EPA project safe from federal cuts

Funding for local work already comitted

By:Roger Alvarado
   Although the federal government may slash $8 million in funding for environmental cleanup projects at toxic Superfund sites across the country, funding is not in jeopardy for the creosote contamination cleanup project at Manville’s Rustic Mall and the nearby Claremont residential development.
   Last week, Gov. James McGreevey sent a letter to U.S. Senate leadership and members of the Budget Committee urging them to support an amendment by New Jersey Senators Jon Corzine and Frank Lautenberg that would restore the Superfund budget. The amendment, which would have re-authorized the tax on polluters, was defeated in the U.S. Senate on March 11.
   According to Gov. McGreevey, the Bush administration has been funding cleanup projects at toxic waste sites at a "dangerously slow pace," and though the 2004 Superfund budget stands at $1.257 billion, it is down $8 million from 2003.
   New Jersey has 113 Superfund sites on the national priorities list, including the defunct Federal Creosote Co. in Manville.
   Rich Puvogel, U.S. Environmental Protection Agency project manager for the creosote cleanup, says that at the present time enough funding has been committed to the project for the cleanup here to continue unimpeded.
   "Right now we are funded for the work we need to get done in the residential community for the rest of this year," Mr. Puvogel said. "We are fully funded for the cleanup."
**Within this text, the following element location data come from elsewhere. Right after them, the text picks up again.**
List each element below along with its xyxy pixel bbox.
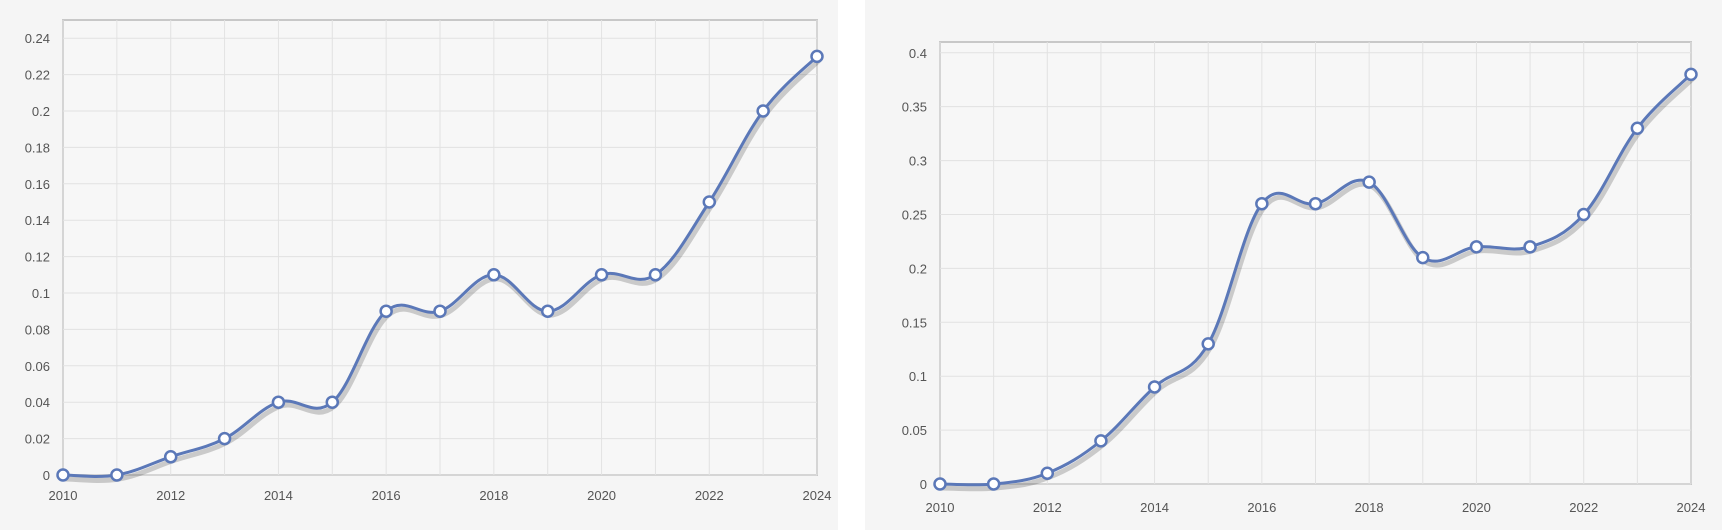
x-tick-label: 2018 (1355, 500, 1384, 515)
x-tick-label: 2010 (926, 500, 955, 515)
y-tick-label: 0.05 (902, 423, 927, 438)
data-point[interactable] (702, 195, 717, 209)
y-tick-label: 0.08 (25, 322, 50, 337)
x-tick-label: 2020 (587, 488, 616, 503)
data-point[interactable] (1576, 207, 1591, 222)
data-point[interactable] (271, 395, 286, 409)
y-tick-label: 0 (920, 477, 927, 492)
y-tick-label: 0.22 (25, 68, 50, 83)
data-point[interactable] (1362, 175, 1376, 189)
data-point[interactable] (1523, 240, 1537, 254)
series-line (62, 55, 819, 478)
line-chart-left: 2010 2012 2014 2016 2018 2020 2022 2024 0 0.02 0.0… (25, 19, 832, 503)
x-tick-label: 2014 (264, 488, 293, 503)
data-point[interactable] (325, 395, 340, 409)
data-point[interactable] (110, 468, 124, 482)
data-point[interactable] (648, 268, 663, 282)
y-tick-label: 0.1 (32, 286, 50, 301)
data-point[interactable] (1469, 240, 1484, 254)
x-tick-label: 2012 (156, 488, 185, 503)
y-tick-label: 0.06 (25, 359, 50, 374)
data-point[interactable] (1630, 121, 1645, 135)
y-tick-label: 0.24 (25, 31, 50, 46)
data-point[interactable] (810, 49, 824, 64)
data-point[interactable] (379, 304, 393, 318)
series-line-shadow (64, 58, 821, 483)
x-tick-label: 2024 (803, 488, 832, 503)
chart-panel-right: 2010 2012 2014 2016 2018 2020 2022 2024 0 0.05 0.1… (865, 0, 1722, 530)
y-tick-label: 0.35 (902, 100, 927, 115)
x-tick-label: 2016 (372, 488, 401, 503)
x-tick-label: 2024 (1677, 500, 1706, 515)
data-point[interactable] (1308, 196, 1323, 211)
y-tick-label: 0.02 (25, 432, 50, 447)
x-tick-label: 2014 (1140, 500, 1169, 515)
y-tick-label: 0.12 (25, 250, 50, 265)
data-point[interactable] (1094, 434, 1108, 448)
x-tick-label: 2022 (695, 488, 724, 503)
x-tick-label: 2022 (1569, 500, 1598, 515)
y-tick-label: 0.2 (32, 104, 50, 119)
data-point[interactable] (986, 477, 1001, 491)
data-point[interactable] (1684, 67, 1698, 82)
y-tick-label: 0.15 (902, 315, 927, 330)
data-point[interactable] (1147, 380, 1162, 394)
x-tick-label: 2016 (1247, 500, 1276, 515)
data-point[interactable] (163, 450, 178, 464)
data-point[interactable] (756, 104, 770, 118)
y-tick-label: 0.16 (25, 177, 50, 192)
data-point[interactable] (594, 268, 609, 282)
data-point[interactable] (540, 304, 555, 318)
y-tick-label: 0.3 (909, 154, 927, 169)
y-tick-label: 0.18 (25, 140, 50, 155)
y-tick-label: 0.2 (909, 261, 927, 276)
chart-panel-left: 2010 2012 2014 2016 2018 2020 2022 2024 0 0.02 0.0… (0, 0, 838, 530)
y-tick-label: 0.04 (25, 395, 50, 410)
x-tick-label: 2012 (1033, 500, 1062, 515)
data-point[interactable] (56, 468, 70, 482)
x-tick-label: 2020 (1462, 500, 1491, 515)
data-point[interactable] (1040, 466, 1055, 480)
data-point[interactable] (487, 268, 501, 282)
x-tick-label: 2010 (49, 488, 78, 503)
y-tick-label: 0.1 (909, 369, 927, 384)
data-point[interactable] (1201, 337, 1215, 351)
data-point[interactable] (1416, 250, 1430, 265)
y-tick-label: 0 (43, 468, 50, 483)
y-tick-label: 0.4 (909, 46, 927, 61)
y-tick-label: 0.25 (902, 207, 927, 222)
data-point[interactable] (933, 477, 947, 491)
line-chart-right: 2010 2012 2014 2016 2018 2020 2022 2024 0 0.05 0.1… (902, 41, 1706, 515)
x-tick-label: 2018 (479, 488, 508, 503)
data-point[interactable] (433, 304, 447, 318)
data-point[interactable] (1255, 196, 1269, 211)
data-point[interactable] (217, 431, 232, 446)
y-tick-label: 0.14 (25, 213, 50, 228)
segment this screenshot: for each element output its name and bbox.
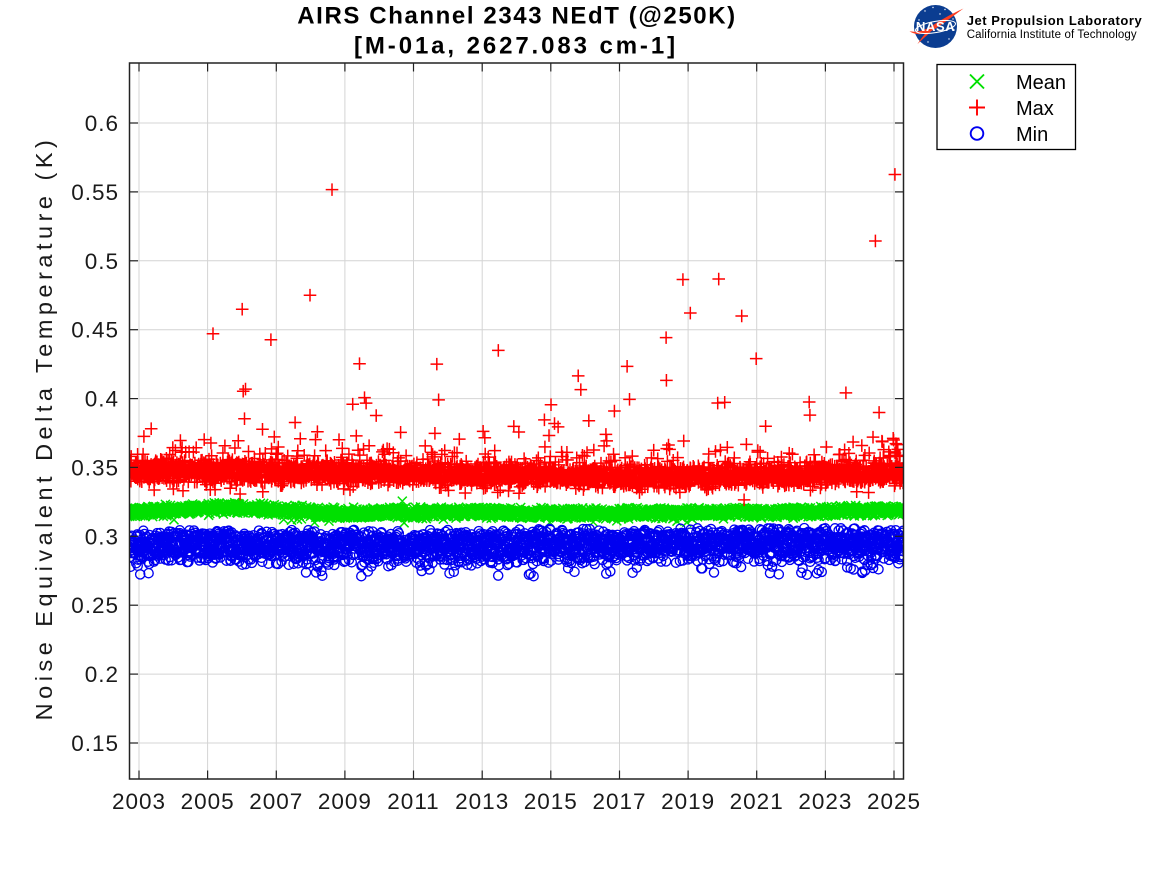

   Mr. Puvogel says that the Rustic Mall creosote cleanup is on schedule and that the residential component is slated to conclude in May 2006.
   "We will be able to provide a schedule for the remaining cleanup of the mall once we hear from the borough and people of Manville on what their decision will be for the mall," he said.
   The Borough Council recently designated the mall property a "redevelopment zone," and Mr. Puvogel says that a design for the cleanup of the mall will be concluded by this spring.
   "Our design for the mall anticipates that the mall will still be standing while we perform the cleanup," he said. "However if a change is made by the borough then we would have to go back and re-evaluate our design and that could take a couple more months."
   The Manville Superfund site was once the site of a wood treatment company that used coal tar creosote as a preservative for railroad ties and telephone poles. The now defunct company had improperly disposed of excess creosote and byproducts by dumping them into lagoons and canals surrounding the facility.
   In the 1960s, the area was developed as the Rustic Mall shopping center on South Main Street and the 137-house Claremont subdivision.
   In 1998, after extensive testing, studies found the contamination levels at the site posed a significant health risk to the public. Cleanup efforts began in February 2002.
   Superfund refers to environmental projects whose cleanup is paid for by the Comprehensive Environmental Response, Compensation and Liability Act (CERCLA). The fund was established to assess and clean up significant environmental damage on abandoned or uncontrolled hazardous waste sites where no responsible party can be identified.